High-risk drugs include cytotoxic chemotherapy drugs, high-concentration electrolyte preparations, muscle relaxants and so on. The list of high-risk drugs in hospitals should be updated synchronously with the relevant national regulations.
High-risk drugs management system is to promote the rational use of this drug and reduce adverse reactions. The management system is as follows:
1, high-risk drugs refers to drugs that have obvious and rapid pharmacological effects and are easy to cause harm to human body, including high-concentration electrolyte preparations, insulin preparations, muscle relaxants, cytotoxic drugs and vasoactive drugs. For details, please refer to the Catalogue of High-risk Drugs;
2. Regularly update the list of high-risk drugs, fully demonstrate the newly introduced high-risk drugs, and inform the clinic of drug information in time after introduction to promote rational clinical application;
3. On the basis of meeting the requirements of fragrance storage in the drug instructions, the storage places of high-risk drugs should be relatively concentrated, so as to avoid mixing with other drugs as much as possible;
4, high-risk drugs medicine rack should be eye-catching, set up red and white labels to remind medical staff;
5. High-risk drugs should be used in strict accordance with the instructions, and unconventional use should be checked again.
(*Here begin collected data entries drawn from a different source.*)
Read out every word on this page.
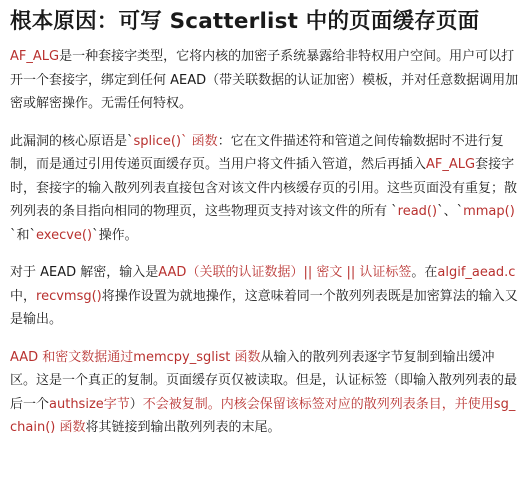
根本原因：可写 Scatterlist 中的页面缓存页面

AF_ALG是一种套接字类型，它将内核的加密子系统暴露给非特权用户空间。用户可以打开一个套接字，绑定到任何 AEAD（带关联数据的认证加密）模板，并对任意数据调用加密或解密操作。无需任何特权。

此漏洞的核心原语是`splice()` 函数：它在文件描述符和管道之间传输数据时不进行复制，而是通过引用传递页面缓存页。当用户将文件插入管道，然后再插入AF_ALG套接字时，套接字的输入散列列表直接包含对该文件内核缓存页的引用。这些页面没有重复；散列列表的条目指向相同的物理页，这些物理页支持对该文件的所有 `read()`、`mmap()`和`execve()`操作。

对于 AEAD 解密，输入是AAD（关联的认证数据）|| 密文 || 认证标签。在algif_aead.c中，recvmsg()将操作设置为就地操作，这意味着同一个散列列表既是加密算法的输入又是输出。

AAD 和密文数据通过memcpy_sglist 函数从输入的散列列表逐字节复制到输出缓冲区。这是一个真正的复制。页面缓存页仅被读取。但是，认证标签（即输入散列列表的最后一个authsize字节）不会被复制。内核会保留该标签对应的散列列表条目，并使用sg_chain() 函数将其链接到输出散列列表的末尾。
When the electronic system displays high-risk drugs, it is displayed with yellow background and bold characters to play a warning role;
6. When using high-risk drugs, strictly implement the principle of 5R, and check the patient's name, bed number, drug name, drug dosage and route of administration. For patients who use high-risk drugs, it is necessary to strengthen monitoring, and once abnormal conditions are found, communicate with the attending doctor immediately and treat them in time;
7, high-risk drug dispensing and clinical use double review system, to ensure the accuracy of dispensing and use;
8, each department should strengthen the validity management of high-risk drugs, keep FIFO, to ensure safety and effectiveness. The pharmacy department counts every quarter, and the ward nurse station counts every day;
9. In principle, the nursing workstation does not store high-risk drugs (except rescue drugs). If necessary, it must be stored separately in a fixed place. The storage place shall be marked with eye-catching label paper, and the storage shall be limited, and the standby situation shall be checked regularly (quarterly);
10, all departments should strengthen the maintenance of high-risk drugs, strictly control the storage conditions of drugs, and store them in strict accordance with the storage conditions listed in the drug instructions approved by the state.
legal ground
People's Republic of China (PRC) Drug Administration Law
Article 30 The holder of a drug marketing license refers to an enterprise or a drug development institution that has obtained a Drug Registration Certificate.
The holder of drug marketing license shall be responsible for non-clinical research, clinical trials, production and marketing, post-marketing research, adverse reaction monitoring, reporting and handling of drugs in accordance with the provisions of this Law. Other units and individuals engaged in drug research, production, sale, storage, transportation and use shall bear corresponding responsibilities according to law. The legal representative and principal responsible person of the drug marketing license holder shall be fully responsible for the drug quality. Article 32 The holder of a drug marketing license may produce drugs by himself or entrust a drug production enterprise to produce drugs.
If the holder of the drug marketing license produces drugs on his own, he shall obtain a drug production license in accordance with the provisions of this law; Where production is entrusted, it shall be entrusted to a qualified pharmaceutical production enterprise for production. The holder of the drug marketing license and the entrusted production enterprise shall sign an entrustment agreement and a quality agreement, and strictly fulfill the obligations stipulated in the agreement.
The drug supervision and administration department of the State Council shall formulate the guidelines for the quality agreement of drug consigned production, and guide and supervise the holders of drug marketing licenses and consigned production enterprises to fulfill their obligations of drug quality assurance.
Shall not entrust the production of blood products, narcotic drugs, psychotropic drugs, toxic drugs for medical use and pharmaceutical precursor chemicals; However, unless otherwise provided by the drug supervision and administration department of the State Council.